Se in alcuni stati è consuetudine utilizzare il Moscato d’Asti come aperitivo o l’Asti spumante a tutto pasto, comprendo che questo per palati meno avvezzi al residuo zuccherino e per la concezione di abbinamento che abbiamo in Italia e nel vecchio mondo possa risultare eccessivo. Eppure, credo fortemente nel ruolo dei Sommelier dell’alta ristorazione e dei wine bar più liberi da preconcetti nel veicolare l’eccellenza dei Moscati attraverso proposte al calice in grado di scioccare l’avventore. Ecco che il Moscato con il suo residuo mai eccessivo, la sua acidità spiccata e la carbonica che puliscono il palato può diventare uno strumento per elevare l’esperienza vissuta in un ristorante o in un locale di livello, aprendo la strada ad una “nuova” interpretazione di vini che stupiscono anche per capacità evolutive.

Sì, perché se è vero che molti produttori non hanno creduto nella longevità del Moscato d’Asti e dell’Asti Spumante a tal punto da renderlo il più “pronto” possibile per uscite rapide giovate tutte sulla freschezza, è altrettanto vero che persino le bottiglie pensate per non “invecchiare”, durante il mio ultimo tour territoriale, hanno stupito sia me che i produttori stessi per la loro tenuta nel tempo. Ecco perché un plauso va a quei produttori che nella longevità e nell’attesa, nella capacità evolutiva e nella complessità del Moscato credono fortemente, proponendo versioni di annate addietro e, magari, da vigne vecchie per affiancare i loro prodotti più “freschi” e subitanei.
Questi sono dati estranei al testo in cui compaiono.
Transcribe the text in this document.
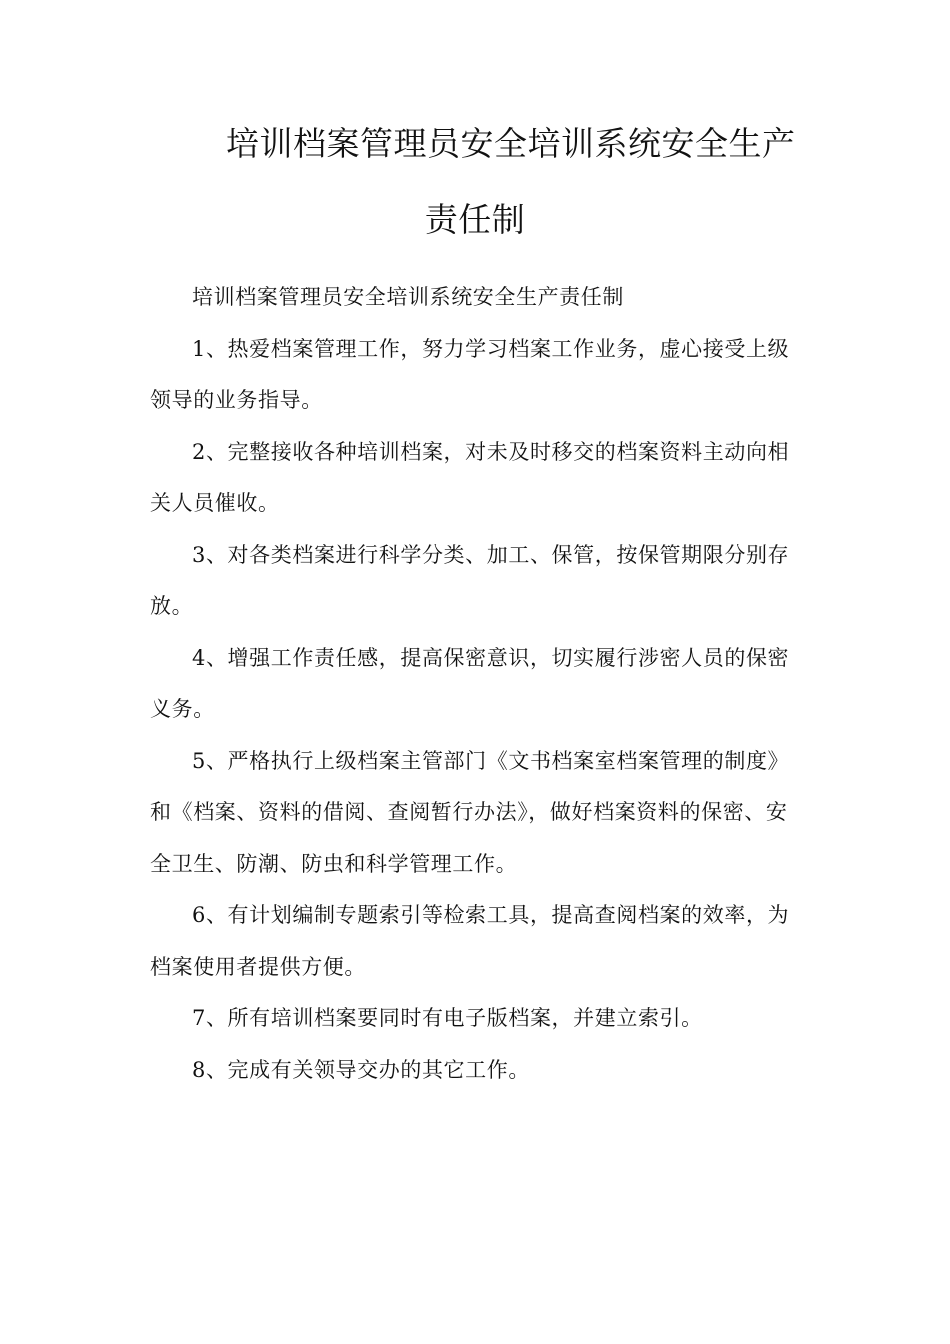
培训档案管理员安全培训系统安全生产
责任制

培训档案管理员安全培训系统安全生产责任制

1、热爱档案管理工作，努力学习档案工作业务，虚心接受上级领导的业务指导。

2、完整接收各种培训档案，对未及时移交的档案资料主动向相关人员催收。

3、对各类档案进行科学分类、加工、保管，按保管期限分别存放。

4、增强工作责任感，提高保密意识，切实履行涉密人员的保密义务。

5、严格执行上级档案主管部门《文书档案室档案管理的制度》和《档案、资料的借阅、查阅暂行办法》，做好档案资料的保密、安全卫生、防潮、防虫和科学管理工作。

6、有计划编制专题索引等检索工具，提高查阅档案的效率，为档案使用者提供方便。

7、所有培训档案要同时有电子版档案，并建立索引。

8、完成有关领导交办的其它工作。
Abbinamenti più nobili e inaspettati, elogio della longevità e valorizzazione del territorio attraverso una futura zonazione (la storica sottozona “Canelli” sembra prossima all’ottenimento di una propria docg) sono a mio modo di vedere i 3 punti che possono dare un’ulteriore spinta a queste due grandi docg che non hanno nulla da invidiare in termini di vocazione e di identità alle più importanti denominazioni italiane e non solo.
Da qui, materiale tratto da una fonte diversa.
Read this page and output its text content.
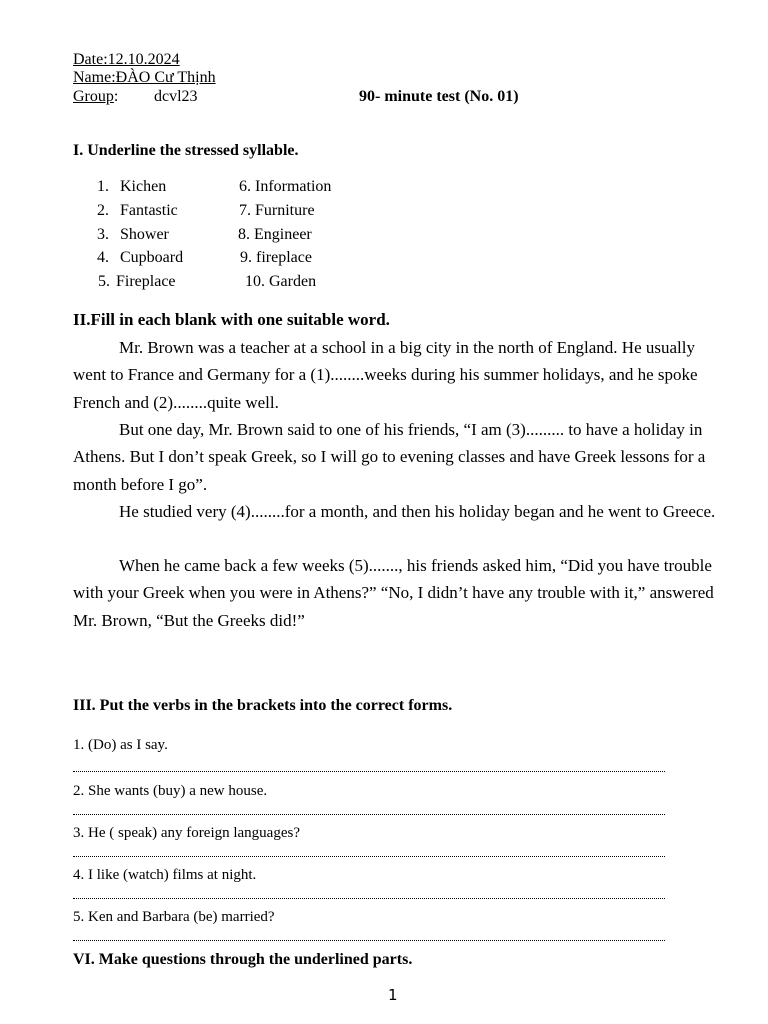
Date:12.10.2024
Name:ĐÀO Cư Thịnh
Group: dcvl23	90- minute test (No. 01)
I. Underline the stressed syllable.
1. Kichen
2. Fantastic
3. Shower
4. Cupboard
5. Fireplace
6. Information
7. Furniture
8. Engineer
9. fireplace
10. Garden
II.Fill in each blank with one suitable word.
Mr. Brown was a teacher at a school in a big city in the north of England. He usually went to France and Germany for a (1)........weeks during his summer holidays, and he spoke French and (2)........quite well.
But one day, Mr. Brown said to one of his friends, “I am (3)......... to have a holiday in Athens. But I don’t speak Greek, so I will go to evening classes and have Greek lessons for a month before I go”.
He studied very (4)........for a month, and then his holiday began and he went to Greece.
When he came back a few weeks (5)......., his friends asked him, “Did you have trouble with your Greek when you were in Athens?” “No, I didn’t have any trouble with it,” answered Mr. Brown, “But the Greeks did!”
III. Put the verbs in the brackets into the correct forms.
1. (Do) as I say.
2. She wants (buy) a new house.
3. He ( speak) any foreign languages?
4. I like (watch) films at night.
5. Ken and Barbara (be) married?
VI. Make questions through the underlined parts.
1
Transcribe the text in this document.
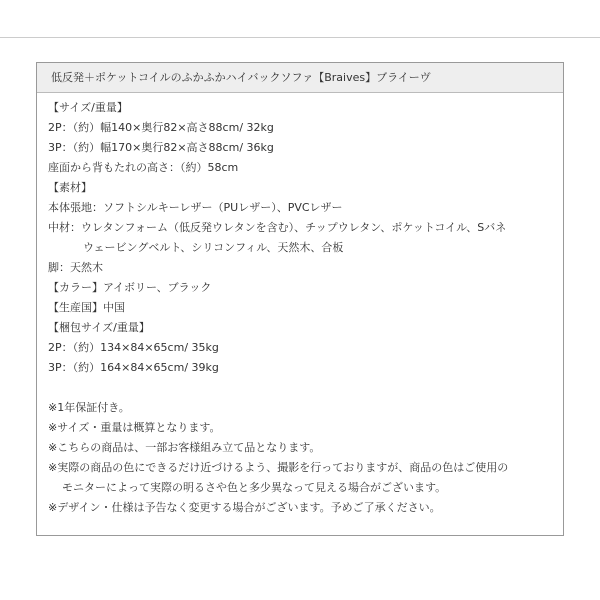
低反発＋ポケットコイルのふかふかハイバックソファ【Braives】ブライーヴ
【サイズ/重量】
2P：（約）幅140×奥行82×高さ88cm/ 32kg
3P：（約）幅170×奥行82×高さ88cm/ 36kg
座面から背もたれの高さ：（約）58cm
【素材】
本体張地：ソフトシルキーレザー（PUレザー）、PVCレザー
中材：ウレタンフォーム（低反発ウレタンを含む）、チップウレタン、ポケットコイル、Sバネ
ウェービングベルト、シリコンフィル、天然木、合板
脚：天然木
【カラー】アイボリー、ブラック
【生産国】中国
【梱包サイズ/重量】
2P：（約）134×84×65cm/ 35kg
3P：（約）164×84×65cm/ 39kg
※1年保証付き。
※サイズ・重量は概算となります。
※こちらの商品は、一部お客様組み立て品となります。
※実際の商品の色にできるだけ近づけるよう、撮影を行っておりますが、商品の色はご使用の
モニターによって実際の明るさや色と多少異なって見える場合がございます。
※デザイン・仕様は予告なく変更する場合がございます。予めご了承ください。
Inoltre, sono certo che la combinazione di questi territorio e di uno dei vitigni più interessanti dal punto di vista dei precursori aromatici (seguirò gli sviluppi delle ricerche che sta portando avanti il laboratorio interno al consorzio riguardo gli effetti dei cambiamenti climatici sullo sviluppo aromatico e sull’incidenza degli stessi su altri importanti parametri analitici), unitamente alla rinnovata volontà dei produttori più virtuosi di un approccio sempre più sostenibile (è qui che è nato il primo vino bio italiano e sta crescendo, nonostante le difficoltà, il novero di realtà biologiche) e accorto dalla vigna al bicchiere, rappresenteranno valori che porteranno il Moscato d’Asti e l’Asti Docg a giocarsi carte importanti non solo nell’ottica quantitativa ma anche in quella qualitativa, sorprendendo con le sue caratteristiche uniche e una versatilità ancora solo parzialmente esplorata.

Per quanto mi riguarda tornerò ogni anno a calcare le vigne di questo areale per constatare i progressi delle due denominazioni locali ma il mio invito è quello di contemplare sin da quest’estate questo territorio nelle vostre rotte enoturistiche. Ne varrà la pena!